Hitler's childhood home
Hitler's childhood homeReuters

A lawyer for the owner of the house where Adolf Hitler was born told Austria's highest court on Thursday that the government does not have the right to take possession of the property.

The lawyer said, according to The Associated Press, that authorities are using the measure "like a club" because his client refused purchase offers from authorities that were too low.

In December, Austria's parliament approved a government bill to expropriate the house in Braunau am Inn after the owner, Gerlinde Pommer, refused to sell it.

Pommer later declared she would challenge the move at the high court.

Hitler was born in 1889 in the house in Braunau am Inn, a town on the German border. The government wants to remodel the property's facade to reduce its draw as a shrine for admirers of the Nazi dictator and to offer it to an agency that runs workshops for disabled people.

Lawyer Gerhard Lebitsch on Thursday questioned the timing of the government's move so long after World War II, noting that "they could have neutralized the site 40-50 years ago."

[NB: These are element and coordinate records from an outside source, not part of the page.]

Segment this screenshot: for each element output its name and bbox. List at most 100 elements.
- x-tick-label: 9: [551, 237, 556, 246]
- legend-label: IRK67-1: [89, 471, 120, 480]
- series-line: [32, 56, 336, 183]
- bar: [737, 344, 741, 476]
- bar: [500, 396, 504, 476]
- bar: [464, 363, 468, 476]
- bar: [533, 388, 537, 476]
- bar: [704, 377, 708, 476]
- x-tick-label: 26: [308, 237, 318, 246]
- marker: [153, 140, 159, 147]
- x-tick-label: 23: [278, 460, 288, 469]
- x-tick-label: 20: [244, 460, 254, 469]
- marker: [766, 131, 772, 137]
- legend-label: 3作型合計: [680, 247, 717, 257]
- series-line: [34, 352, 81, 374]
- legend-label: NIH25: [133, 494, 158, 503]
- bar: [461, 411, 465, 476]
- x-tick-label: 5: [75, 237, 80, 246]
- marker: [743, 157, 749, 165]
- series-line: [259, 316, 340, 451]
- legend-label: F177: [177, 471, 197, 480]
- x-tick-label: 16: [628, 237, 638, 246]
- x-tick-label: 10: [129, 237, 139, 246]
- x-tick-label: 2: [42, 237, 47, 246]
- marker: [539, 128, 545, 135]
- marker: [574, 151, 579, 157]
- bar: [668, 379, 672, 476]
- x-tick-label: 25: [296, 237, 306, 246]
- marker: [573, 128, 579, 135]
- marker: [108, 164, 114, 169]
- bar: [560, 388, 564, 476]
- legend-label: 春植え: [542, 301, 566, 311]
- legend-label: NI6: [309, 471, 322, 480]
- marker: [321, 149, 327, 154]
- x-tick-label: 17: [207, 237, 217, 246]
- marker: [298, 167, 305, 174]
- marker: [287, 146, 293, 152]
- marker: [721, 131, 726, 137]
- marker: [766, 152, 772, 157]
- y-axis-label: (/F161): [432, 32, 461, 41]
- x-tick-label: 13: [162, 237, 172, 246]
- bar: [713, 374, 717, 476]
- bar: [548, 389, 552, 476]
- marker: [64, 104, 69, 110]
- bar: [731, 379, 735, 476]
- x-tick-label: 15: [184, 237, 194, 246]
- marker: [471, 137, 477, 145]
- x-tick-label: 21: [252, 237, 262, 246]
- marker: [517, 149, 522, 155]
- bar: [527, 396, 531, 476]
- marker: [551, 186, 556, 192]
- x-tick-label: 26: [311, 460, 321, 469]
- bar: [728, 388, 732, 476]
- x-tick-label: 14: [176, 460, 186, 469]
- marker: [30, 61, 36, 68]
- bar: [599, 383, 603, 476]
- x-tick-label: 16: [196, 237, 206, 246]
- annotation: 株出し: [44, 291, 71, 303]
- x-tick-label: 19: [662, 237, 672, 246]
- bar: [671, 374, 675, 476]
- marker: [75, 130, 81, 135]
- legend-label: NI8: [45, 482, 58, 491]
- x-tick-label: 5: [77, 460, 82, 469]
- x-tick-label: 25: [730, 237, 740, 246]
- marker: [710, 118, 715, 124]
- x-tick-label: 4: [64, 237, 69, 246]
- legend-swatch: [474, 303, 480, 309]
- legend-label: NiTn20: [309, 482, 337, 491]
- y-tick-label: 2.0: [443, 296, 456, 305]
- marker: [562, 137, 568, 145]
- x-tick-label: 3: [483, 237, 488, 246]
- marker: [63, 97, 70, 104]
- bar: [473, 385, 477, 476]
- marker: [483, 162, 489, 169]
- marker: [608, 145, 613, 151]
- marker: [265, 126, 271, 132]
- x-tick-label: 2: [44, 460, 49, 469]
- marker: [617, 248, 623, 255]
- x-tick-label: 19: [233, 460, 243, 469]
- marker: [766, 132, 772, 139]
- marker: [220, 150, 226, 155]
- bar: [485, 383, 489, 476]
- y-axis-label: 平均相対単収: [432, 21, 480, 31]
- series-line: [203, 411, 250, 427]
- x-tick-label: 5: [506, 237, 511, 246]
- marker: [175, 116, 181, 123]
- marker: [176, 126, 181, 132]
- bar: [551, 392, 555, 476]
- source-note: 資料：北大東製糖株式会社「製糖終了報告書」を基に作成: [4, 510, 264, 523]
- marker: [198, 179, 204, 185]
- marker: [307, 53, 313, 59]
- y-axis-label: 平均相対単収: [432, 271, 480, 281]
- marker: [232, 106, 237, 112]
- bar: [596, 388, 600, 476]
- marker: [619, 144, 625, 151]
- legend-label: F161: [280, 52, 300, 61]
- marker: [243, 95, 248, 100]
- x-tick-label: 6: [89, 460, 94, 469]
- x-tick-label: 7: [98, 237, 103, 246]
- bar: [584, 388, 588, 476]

While the price offered by the state has not been disclosed, Lebitsch suggested it was too low, describing the offer as "half-hearted", according to AP.

In court, officials for the government argued that the state decided to seize the house after the owner refused to make alternations needed for use for workshops. They also said the state was confronted with unjustified rent increases while leasing the building previously.